We are so delighted to celebrate with Reni Wereta-Gargiulo of Kiwi Kai, who was announced as the Premier Winner at the Māori Women’s Development awards on Friday night last week. Kiwi Kai is a fabulous business based in Nelson that celebrates traditional Māori kai and promotes a healthy, nourishing diet for overall wellbeing. Their simple goal is to fill your puku with goodness and they have earned a reputation for their delicious kai. Read more about the award here.
Te Pūtahitanga o Te Waipounamu is proud to have supported Kiwi Kai to develop a range of drinks, Atutahi, that celebrate New Zealand ingredients with flavours like kawakawa, lemon and lime, and horopito, blackcurrant and boysenberry. We are over the moon to see Reni recognised for her passion and entrepreneurial flair with this well-deserved award. We also congratulate Cazna Luke of Mokowhiti who was a finalist in the regional awards for Te Waipounamu.
On Saturday night, 16-year-old twins Tanemahuta and Teakaraupo Pakeha-Heke received the Local Impact Award at the Festival for the Future 2022 in Te Whanganui-a-Tara. This award celebrates remarkable young New Zealanders making a difference for our future, and Tanemahuta and Aka were recognised for their commitment to ending family violence through their work with Tū Pono Mana Tangata in Ōtautahi.
We could not be prouder of these two young men, who have turned their experience of family violence into an opportunity to create real change. They have been part of our Tū Pono movement from the outset, travelling throughout Te Waipounamu to share their story and encourage change. They also wrote the beautiful waiata (below) acknowledging the personal impact violence has had in their lives with the tragic loss of their mother.
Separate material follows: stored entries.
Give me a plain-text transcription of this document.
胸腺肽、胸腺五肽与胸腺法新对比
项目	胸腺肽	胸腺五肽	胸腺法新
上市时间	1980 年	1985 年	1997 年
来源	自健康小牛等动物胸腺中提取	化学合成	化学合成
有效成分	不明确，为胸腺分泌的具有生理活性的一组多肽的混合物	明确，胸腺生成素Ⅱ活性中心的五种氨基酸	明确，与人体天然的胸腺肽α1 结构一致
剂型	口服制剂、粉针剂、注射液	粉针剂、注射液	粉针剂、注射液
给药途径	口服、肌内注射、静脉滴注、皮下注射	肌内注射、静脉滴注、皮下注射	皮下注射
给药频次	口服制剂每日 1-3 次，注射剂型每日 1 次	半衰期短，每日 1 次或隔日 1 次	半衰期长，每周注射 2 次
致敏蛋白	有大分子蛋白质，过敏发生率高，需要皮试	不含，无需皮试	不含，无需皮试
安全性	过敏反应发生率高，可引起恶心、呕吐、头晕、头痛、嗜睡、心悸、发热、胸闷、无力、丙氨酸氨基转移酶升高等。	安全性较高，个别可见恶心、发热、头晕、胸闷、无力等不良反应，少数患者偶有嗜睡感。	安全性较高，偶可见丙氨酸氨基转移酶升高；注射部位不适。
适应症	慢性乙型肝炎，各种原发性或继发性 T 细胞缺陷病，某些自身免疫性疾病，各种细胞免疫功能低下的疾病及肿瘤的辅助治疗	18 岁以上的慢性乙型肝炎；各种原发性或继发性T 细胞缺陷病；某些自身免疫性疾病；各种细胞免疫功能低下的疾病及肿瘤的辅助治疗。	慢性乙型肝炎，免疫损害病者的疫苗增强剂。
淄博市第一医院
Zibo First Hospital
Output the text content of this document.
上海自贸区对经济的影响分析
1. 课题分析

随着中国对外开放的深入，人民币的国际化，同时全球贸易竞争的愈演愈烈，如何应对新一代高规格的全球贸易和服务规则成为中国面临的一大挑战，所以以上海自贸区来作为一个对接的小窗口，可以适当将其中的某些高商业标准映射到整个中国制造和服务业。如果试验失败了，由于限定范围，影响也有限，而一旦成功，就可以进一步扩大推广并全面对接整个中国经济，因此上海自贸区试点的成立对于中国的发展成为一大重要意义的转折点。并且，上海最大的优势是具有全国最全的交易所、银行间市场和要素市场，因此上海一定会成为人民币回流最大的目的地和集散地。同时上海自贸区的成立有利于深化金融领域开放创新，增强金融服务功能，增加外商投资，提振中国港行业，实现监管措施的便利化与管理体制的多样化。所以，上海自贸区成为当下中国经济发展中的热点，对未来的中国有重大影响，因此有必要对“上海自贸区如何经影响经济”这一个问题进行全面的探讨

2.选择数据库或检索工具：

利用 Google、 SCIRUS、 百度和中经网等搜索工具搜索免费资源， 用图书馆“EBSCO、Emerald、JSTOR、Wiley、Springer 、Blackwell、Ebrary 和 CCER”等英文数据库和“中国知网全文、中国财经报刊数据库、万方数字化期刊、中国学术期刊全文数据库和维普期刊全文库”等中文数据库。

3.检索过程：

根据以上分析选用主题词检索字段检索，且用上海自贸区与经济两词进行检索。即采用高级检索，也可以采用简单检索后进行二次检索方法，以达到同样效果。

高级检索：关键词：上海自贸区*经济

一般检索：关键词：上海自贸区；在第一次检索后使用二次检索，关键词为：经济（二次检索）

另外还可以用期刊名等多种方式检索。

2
With the support of their grandmother Piwi Beard, Tanemahuta and Aka are making a difference for whānau, offering support, inspiration and hope to those trying to make a change in their lives. We are so privileged to have seen their growth over the past few years and to see their strength and commitment acknowledged with this award.
Earlier this week, Māori business network Whāriki launched a new kaupapa alongside Meta. Te Mātātahi is a pilot programme providing fully-funded scholarships for 30 rangatahi Māori (aged 18-25) to embark on their journey as digital marketers and storytellers of āpōpō.
This course will give them the foundational skills to kickstart a career in the digital marketing space, as well as giving them a Meta certification: Meta 100:101 Digital Marketing Associate.
Applications are open now until August 12, and anyone who is interested can jump into an information session about the kaupapa on August 11 at 6pm.